Он вспомнил ночь в покидаемом городе на юге, и винный подвал с бессарабским вином, и Грибова в серебряных очках…
— Подрывать приходилось? — спросил он в упор.
— Делали раз попытку, но неудачно. Я этого дела не знаю и, по правде, боюсь. Был у нас с Тракторного один старый механик… но немцы его еще три месяца назад захватили.
— Что же, можно будет подучить, — сказал Макеев, глядя на пляшущий огонек каганца. Он только теперь почувствовал, как устал за этот первый свой день в Харькове. — Вы до утра меня не пригреете?
— А как у вас с документами? — осведомился Глечик осторожно.
— Харьковская прописка. В случае чего — механик Москаленко… работаю в машиностроительной немецкой компании.
Глечик остался доволен.
— Ложитесь на ящик. Бо́льшего предложить не могу.
Макеев оглядел бедность его нарочито запущенного жилища.
— Да, от немцев вы отгородились… пожалуй, сюда не заглянут. А кормитесь как? На примусах далеко не уедешь.
— Скрипочка еще поддерживает, — усмехнулся Глечик. — Я на скрипке играю. Разные немецкие мотивчики… вроде «Трубачей из Тироля».
Макеев лег на ящик, подложив шапку под голову. Фитилек едва освещал книжку, которую достал откуда-то из-под подушки Глечик. Сняв очки, почти касаясь кончиком носа страниц, он читал в потаенном сумраке своего жилища.

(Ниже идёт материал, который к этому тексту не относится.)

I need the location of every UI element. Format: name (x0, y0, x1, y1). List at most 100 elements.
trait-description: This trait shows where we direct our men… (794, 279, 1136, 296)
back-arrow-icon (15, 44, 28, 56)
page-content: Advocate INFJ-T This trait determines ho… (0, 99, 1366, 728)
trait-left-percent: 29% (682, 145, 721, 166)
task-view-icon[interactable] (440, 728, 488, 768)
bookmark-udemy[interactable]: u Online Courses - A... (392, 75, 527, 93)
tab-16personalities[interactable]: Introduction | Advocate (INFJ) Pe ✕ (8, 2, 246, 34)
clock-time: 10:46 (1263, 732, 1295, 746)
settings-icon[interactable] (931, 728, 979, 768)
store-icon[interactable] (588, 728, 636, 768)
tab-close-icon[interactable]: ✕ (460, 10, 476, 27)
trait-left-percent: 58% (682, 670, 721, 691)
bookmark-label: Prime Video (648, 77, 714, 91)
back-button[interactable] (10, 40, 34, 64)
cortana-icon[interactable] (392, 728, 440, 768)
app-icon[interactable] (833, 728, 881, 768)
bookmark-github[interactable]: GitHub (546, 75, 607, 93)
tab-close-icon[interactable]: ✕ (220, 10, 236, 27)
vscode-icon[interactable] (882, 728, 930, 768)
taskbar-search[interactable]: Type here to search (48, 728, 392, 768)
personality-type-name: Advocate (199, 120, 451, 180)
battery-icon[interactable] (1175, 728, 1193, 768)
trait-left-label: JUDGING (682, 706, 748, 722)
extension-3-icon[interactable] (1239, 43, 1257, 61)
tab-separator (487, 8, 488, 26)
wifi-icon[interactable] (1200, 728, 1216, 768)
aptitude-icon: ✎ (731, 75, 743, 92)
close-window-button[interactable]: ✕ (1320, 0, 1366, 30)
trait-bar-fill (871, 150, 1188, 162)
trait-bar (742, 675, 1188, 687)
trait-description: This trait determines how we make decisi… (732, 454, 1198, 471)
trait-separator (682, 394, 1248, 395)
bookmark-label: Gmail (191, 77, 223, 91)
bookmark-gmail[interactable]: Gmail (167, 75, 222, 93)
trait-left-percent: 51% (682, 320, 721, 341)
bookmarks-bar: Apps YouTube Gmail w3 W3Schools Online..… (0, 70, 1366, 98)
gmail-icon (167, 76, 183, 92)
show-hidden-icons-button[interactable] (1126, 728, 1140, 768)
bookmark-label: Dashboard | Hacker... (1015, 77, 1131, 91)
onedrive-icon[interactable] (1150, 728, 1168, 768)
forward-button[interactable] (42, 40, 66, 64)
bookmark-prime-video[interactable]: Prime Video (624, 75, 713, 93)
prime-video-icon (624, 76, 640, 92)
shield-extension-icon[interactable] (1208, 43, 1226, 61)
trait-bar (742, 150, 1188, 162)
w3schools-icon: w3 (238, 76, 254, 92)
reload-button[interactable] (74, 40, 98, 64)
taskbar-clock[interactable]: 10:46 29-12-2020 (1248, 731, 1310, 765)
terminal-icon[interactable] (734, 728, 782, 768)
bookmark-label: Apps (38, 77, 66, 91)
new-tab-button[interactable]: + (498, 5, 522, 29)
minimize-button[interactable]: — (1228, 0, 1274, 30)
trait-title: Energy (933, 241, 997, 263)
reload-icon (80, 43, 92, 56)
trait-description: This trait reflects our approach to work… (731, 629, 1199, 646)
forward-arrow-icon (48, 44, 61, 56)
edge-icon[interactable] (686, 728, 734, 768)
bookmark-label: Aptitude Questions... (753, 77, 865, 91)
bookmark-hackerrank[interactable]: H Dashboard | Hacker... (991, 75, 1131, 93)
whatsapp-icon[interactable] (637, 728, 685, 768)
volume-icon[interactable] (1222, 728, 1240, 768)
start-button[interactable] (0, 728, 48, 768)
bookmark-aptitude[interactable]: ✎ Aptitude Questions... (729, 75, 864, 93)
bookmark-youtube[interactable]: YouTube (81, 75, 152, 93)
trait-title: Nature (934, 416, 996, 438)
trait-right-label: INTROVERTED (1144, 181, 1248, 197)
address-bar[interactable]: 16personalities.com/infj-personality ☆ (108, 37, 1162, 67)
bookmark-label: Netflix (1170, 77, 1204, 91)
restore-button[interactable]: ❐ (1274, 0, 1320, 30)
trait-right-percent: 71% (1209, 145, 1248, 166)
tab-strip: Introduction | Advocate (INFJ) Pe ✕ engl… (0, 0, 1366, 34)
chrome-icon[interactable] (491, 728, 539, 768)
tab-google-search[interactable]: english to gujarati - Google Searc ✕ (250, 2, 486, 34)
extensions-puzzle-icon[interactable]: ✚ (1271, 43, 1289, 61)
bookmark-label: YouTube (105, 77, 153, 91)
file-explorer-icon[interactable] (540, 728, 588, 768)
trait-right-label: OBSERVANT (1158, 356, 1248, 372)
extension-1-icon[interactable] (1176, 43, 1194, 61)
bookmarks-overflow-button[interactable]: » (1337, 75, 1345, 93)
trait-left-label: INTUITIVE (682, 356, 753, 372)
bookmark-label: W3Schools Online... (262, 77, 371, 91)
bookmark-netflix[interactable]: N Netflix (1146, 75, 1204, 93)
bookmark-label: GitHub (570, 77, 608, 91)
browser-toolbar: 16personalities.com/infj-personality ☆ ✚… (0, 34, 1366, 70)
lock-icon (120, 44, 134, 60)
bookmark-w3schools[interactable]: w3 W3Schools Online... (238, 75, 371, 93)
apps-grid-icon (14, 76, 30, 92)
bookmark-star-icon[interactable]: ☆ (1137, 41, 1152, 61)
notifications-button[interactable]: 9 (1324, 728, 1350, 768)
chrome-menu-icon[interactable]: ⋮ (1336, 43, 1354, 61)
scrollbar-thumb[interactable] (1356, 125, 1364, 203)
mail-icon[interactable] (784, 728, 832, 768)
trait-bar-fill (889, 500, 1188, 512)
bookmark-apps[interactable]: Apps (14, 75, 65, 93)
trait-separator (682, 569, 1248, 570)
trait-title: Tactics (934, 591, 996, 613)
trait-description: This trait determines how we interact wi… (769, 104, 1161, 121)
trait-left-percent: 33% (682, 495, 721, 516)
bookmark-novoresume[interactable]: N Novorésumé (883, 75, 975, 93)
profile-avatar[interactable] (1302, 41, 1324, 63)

— Газеток бы свежих… без радио точно в дремучем лесу, — сказал Макеев, подперев голову. — Ну, как там у нас?
Глечик отложил книжку.
— Началось! — сказал он торжественным голосом. — Под Сталинградом наши перешли в наступление… Калач, Абганерово — знаете?
— Ну, еще бы.
— Уже в наших руках. Да под Владикавказом на днях немцы тысяч пять потеряли.
— Ах, послушать бы!..
Макеев скинул ноги с ящика и сел. Душевное волнение было сильнее усталости. За окном, завешенным рваным одеяльцем, дышала харьковская ночь. Тысячи жилищ с притаившимися людьми прикрывала она. Но люди были живы и ждали… он подумал о девушках, волочивших от самой Полтавы непосильную ношу, как последнюю надежду на спасение. Надо было дождаться весны. К весне или к лету освобождение придет. Уже, приложившись щекой к родной земле, можно услышать, как приближается оно к Украине…
Глечик сидел у стола. Голова его была слегка откинута в сторону: казалось, он прислушивался к обступившей их ночи.
— Только продержаться… — сказал он, обращаясь больше к самому себе, чем к Макееву. — Теперь уже недолго… теперь уже близко, я так думаю.
Лишь теперь было видно, как он предельно устал.
III
В самом начале декабря, год назад, зимним белесым утром, пряча под платком буханку выменянного на базаре хлеба, Ирина остановилась прочесть только что вывешенный на стене приказ. Она перечла его дважды и не поняла. Только сердце стало сразу пустым, точно из него вылилась кровь. Напечатанный на трех языках, приказ был страшен неприкрытым смыслом возглашенного убийства. Все евреи, жители города, должны были утром шестого декабря собраться на площади, чтобы покинуть город. Брать с собой разрешалось только самое необходимое. За уклонение или за укрывательство евреев — расстрел.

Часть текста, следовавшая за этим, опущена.